Unterrichte Biomoleküle am besten durch eine Kombination aus hands-on-Experimenten und strukturierten Modellierungsphasen. Vermeiden Sie reine Frontalphasen, da die Komplexität der Strukturen sonst zu Überforderung führt. Nutzen Sie Alltagsbezüge wie Nahrungsmittel oder Enzyme in Reinigungsmitteln, um die Relevanz zu verdeutlichen. Peer-Learning stärkt dabei das Verständnis, da Schüler sich gegenseitig Fehler in der Modellierung korrigieren.

Erfolgreiches Lernen zeigt sich, wenn Schülerinnen und Schüler nicht nur Strukturen benennen, sondern deren Funktionen aus der Form ableiten und mit Experimenten verknüpfen können. Sie nutzen Fachbegriffe präzise und erklären Zusammenhänge zwischen Struktur und Funktion in eigenen Worten.

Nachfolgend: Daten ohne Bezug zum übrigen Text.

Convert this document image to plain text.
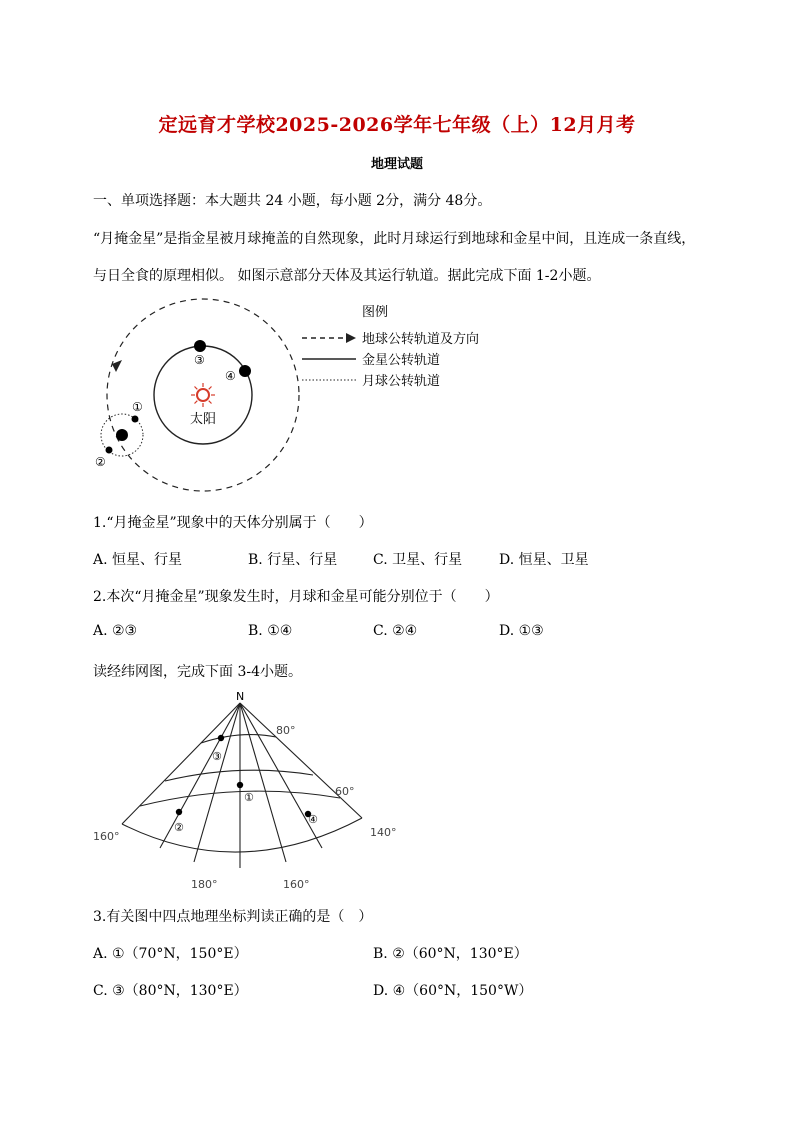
定远育才学校2025-2026学年七年级（上）12月月考
地理试题
一、单项选择题：本大题共 24 小题，每小题 2分，满分 48分。
“月掩金星”是指金星被月球掩盖的自然现象，此时月球运行到地球和金星中间，且连成一条直线，
与日全食的原理相似。 如图示意部分天体及其运行轨道。据此完成下面 1-2小题。
太阳
③
④
①
②
图例
地球公转轨道及方向
金星公转轨道
月球公转轨道
1.“月掩金星”现象中的天体分别属于（　　）
A. 恒星、行星	B. 行星、行星	C. 卫星、行星	D. 恒星、卫星
2.本次“月掩金星”现象发生时，月球和金星可能分别位于（　　）
A. ②③	B. ①④	C. ②④	D. ①③
读经纬网图，完成下面 3-4小题。
N
80°
60°
160°	140°
180°	160°
③
①
②
④
3.有关图中四点地理坐标判读正确的是（　）
A. ①（70°N，150°E）	B. ②（60°N，130°E）
C. ③（80°N，130°E）	D. ④（60°N，150°W）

Vorsicht vor diesen Fehlvorstellungen

  • Viele denken während des Stationenlernens zu Kohlenhydrat-Tests, alle Kohlenhydrate seien einfache Zucker.

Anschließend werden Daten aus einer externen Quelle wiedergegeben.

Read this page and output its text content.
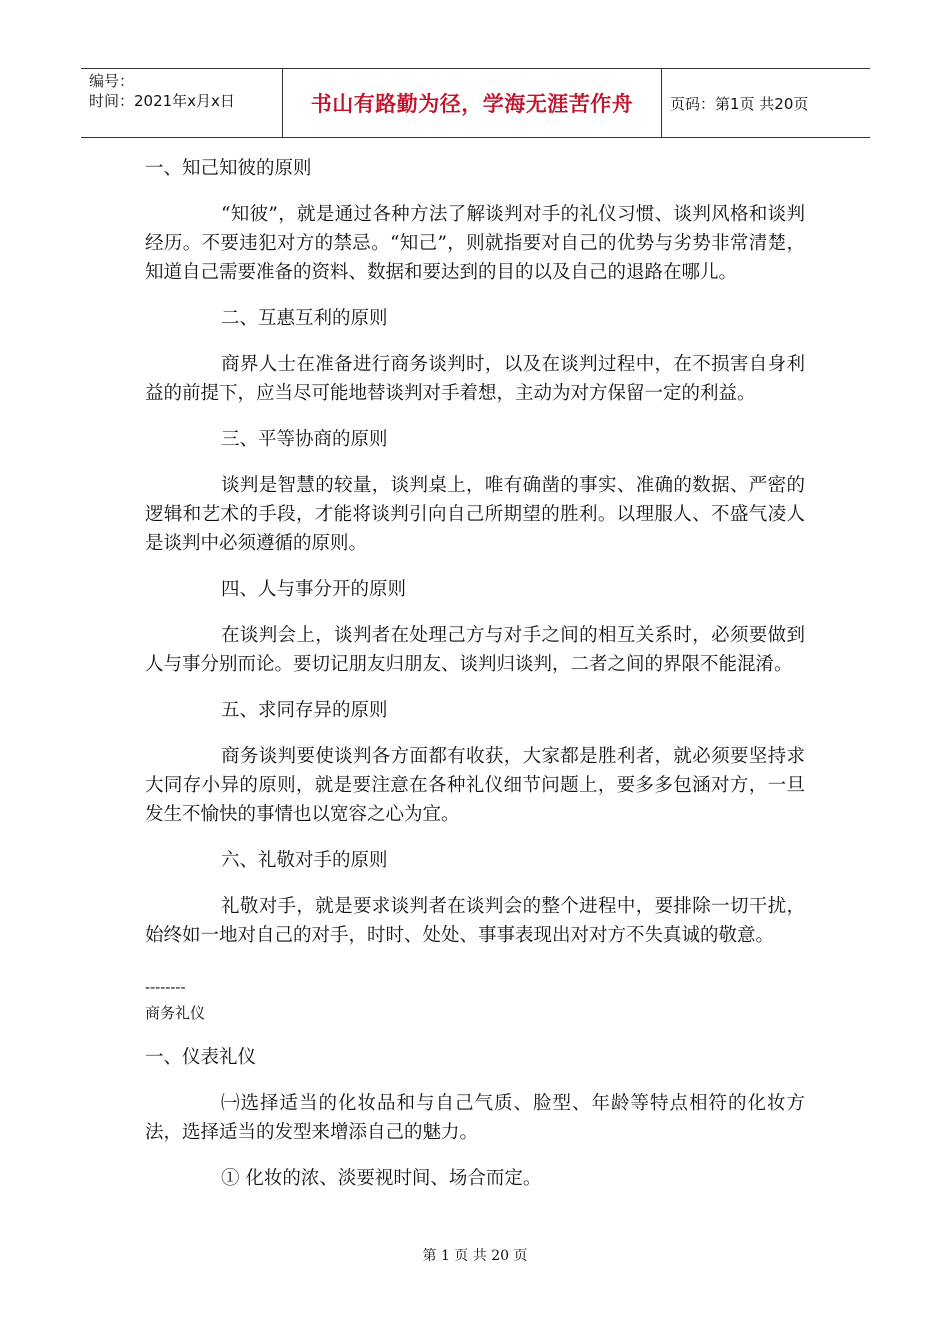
编号：
时间：2021年x月x日	书山有路勤为径，学海无涯苦作舟 页码：第1页 共20页

一、知己知彼的原则

“知彼”，就是通过各种方法了解谈判对手的礼仪习惯、谈判风格和谈判经历。不要违犯对方的禁忌。“知己”，则就指要对自己的优势与劣势非常清楚，知道自己需要准备的资料、数据和要达到的目的以及自己的退路在哪儿。

二、互惠互利的原则

商界人士在准备进行商务谈判时，以及在谈判过程中，在不损害自身利益的前提下，应当尽可能地替谈判对手着想，主动为对方保留一定的利益。

三、平等协商的原则

谈判是智慧的较量，谈判桌上，唯有确凿的事实、准确的数据、严密的逻辑和艺术的手段，才能将谈判引向自己所期望的胜利。以理服人、不盛气凌人是谈判中必须遵循的原则。

四、人与事分开的原则

在谈判会上，谈判者在处理己方与对手之间的相互关系时，必须要做到人与事分别而论。要切记朋友归朋友、谈判归谈判，二者之间的界限不能混淆。

五、求同存异的原则

商务谈判要使谈判各方面都有收获，大家都是胜利者，就必须要坚持求大同存小异的原则，就是要注意在各种礼仪细节问题上，要多多包涵对方，一旦发生不愉快的事情也以宽容之心为宜。

六、礼敬对手的原则

礼敬对手，就是要求谈判者在谈判会的整个进程中，要排除一切干扰，始终如一地对自己的对手，时时、处处、事事表现出对对方不失真诚的敬意。

--------

商务礼仪

一、仪表礼仪

㈠选择适当的化妆品和与自己气质、脸型、年龄等特点相符的化妆方法，选择适当的发型来增添自己的魅力。

① 化妆的浓、淡要视时间、场合而定。

第 1 页 共 20 页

    Nutzen Sie die Iod-Reaktion und die Fehling-Probe als Anlass, um die Schüler zu fragen, warum einige Proben positiv reagieren und andere nicht. Fordern Sie sie auf, die Strukturunterschiede in den Molekülmodellen nachzuvollziehen und die Polymerisation zu erklären.

  • Schüler sehen während des Modellbaus zur Protein-Faltung Proteine als starre, zufällig gefaltete Ketten.

    Beobachten Sie, ob die Schüler Disulfidbrücken oder Wasserstoffbrücken korrekt einbauen. Fragen Sie gezielt nach den Wechselwirkungen und ihrer Bedeutung für die Stabilität und Funktion des Proteins.

  • Im Vergleich von Stärke und Cellulose meinen einige Schüler, beide Moleküle seien identisch.

    Fordern Sie die Schüler auf, die Bindungswinkel in den Strukturmodellen zu messen und die Verdaulichkeit zu vergleichen. Nutzen Sie Hydrolyse-Experimente, um die Unterschiede in den glycosidischen Bindungen zu verdeutlichen.